Elon Musk is making waves

  • Tesla Inc. is adding two media executives to its leadership after investors asked for more independent directors. 21st Century Fox Inc. CEO James Murdoch and Ebony Media CEO Linda Johnson Rice will join Tesla. CEO Elon Musk and six others on the company’s board.
  • After sounding the alarm on the threat robots and artificial intelligence pose to human civilization and calling for regulation “pronto,” Musk clarified his statements, suggesting the establishment of a government agency, like the Federal Aviation Administration, that would begin carefully looking at where regulations might be needed.
  • Musk also announced via Twitter that he obtained “verbal approval” from the government to bore the tunnels required for his “Hyperloop” project, which would relieve congestion in the Northeast Corridor by providing fast transport between New York City and Washington, D.C. The technology would reportedly get travelers from one city to the other, a roughly 200-mile journey, in just half an hour. 

  • All this excitement followed a report early in the week of a Tesla driver blaming the car’s self-driving function for a crash in Minnesota.
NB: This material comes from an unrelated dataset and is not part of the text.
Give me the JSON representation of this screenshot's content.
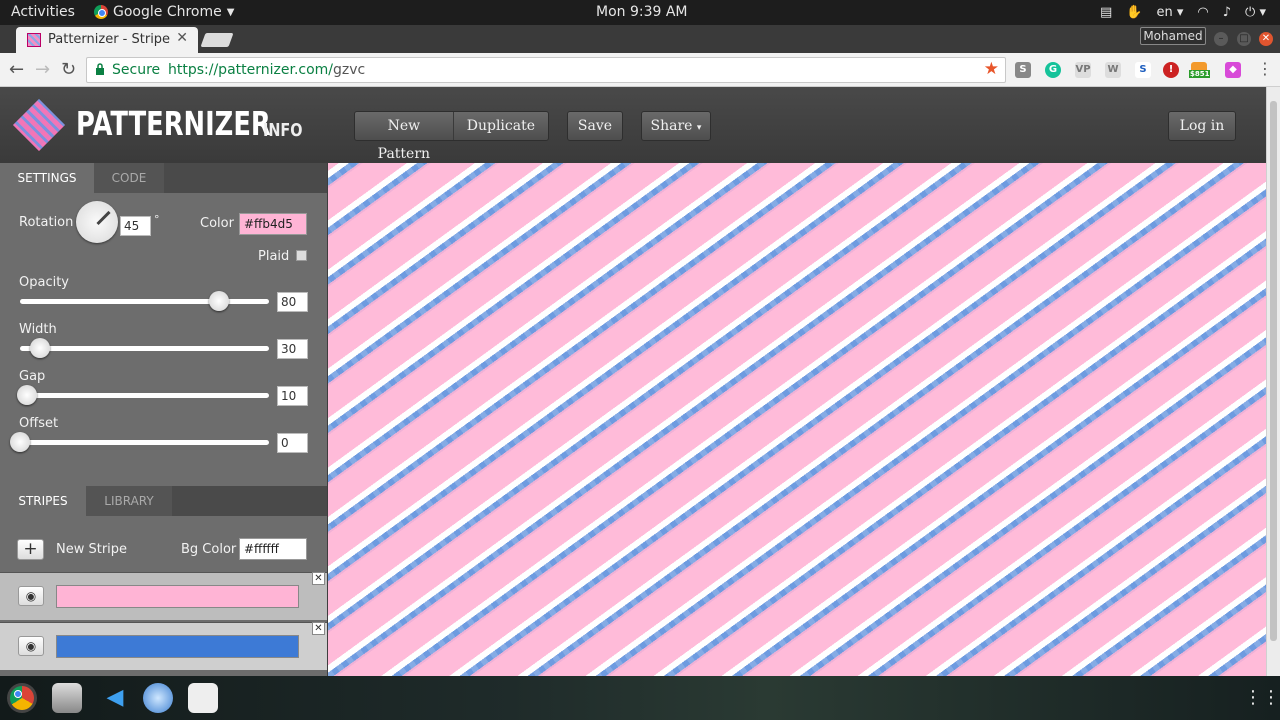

The driver said he was confused after the crash and actually disengaged the autopilot by stepping on the accelerator before it happened.

What’s Ahead

  • The FCC has declared August “Rural Broadband Month.” At their next open meeting Aug. 3, commissioners will discuss reforming Form 477, data from which is used to inform broadband coverage maps used to determine the allocation of public monies for investments to expand access.
  • The commissioners are scheduled to testify on rural broadband development plans, net neutrality and other issues during an oversight hearing of the House Energy and Commerce subcommittee on technology for reauthorizing the FCC.

Events Calendar (All Times Local)

2017 Internet Governance Forum USA 8 a.m.
Brookings event on broadband infrastructure 3 p.m.
House Energy and Commerce subcommittee hearing on FCC oversight and reauthorization 10 a.m.
Free State Foundation event on 5G wireless networks 12 p.m.
New America event on high-speed broadband 12 p.m.
Senate Commerce Committee nomination hearings, including Peter Davidson for Commerce Department general counsel 10 a.m.
Cato Institute event on Section 702 and surveillance 10 a.m.
Digital Policy Institute webinar on retransmission consent 11 a.m.
R Street Institute event on NAFTA 2 p.m.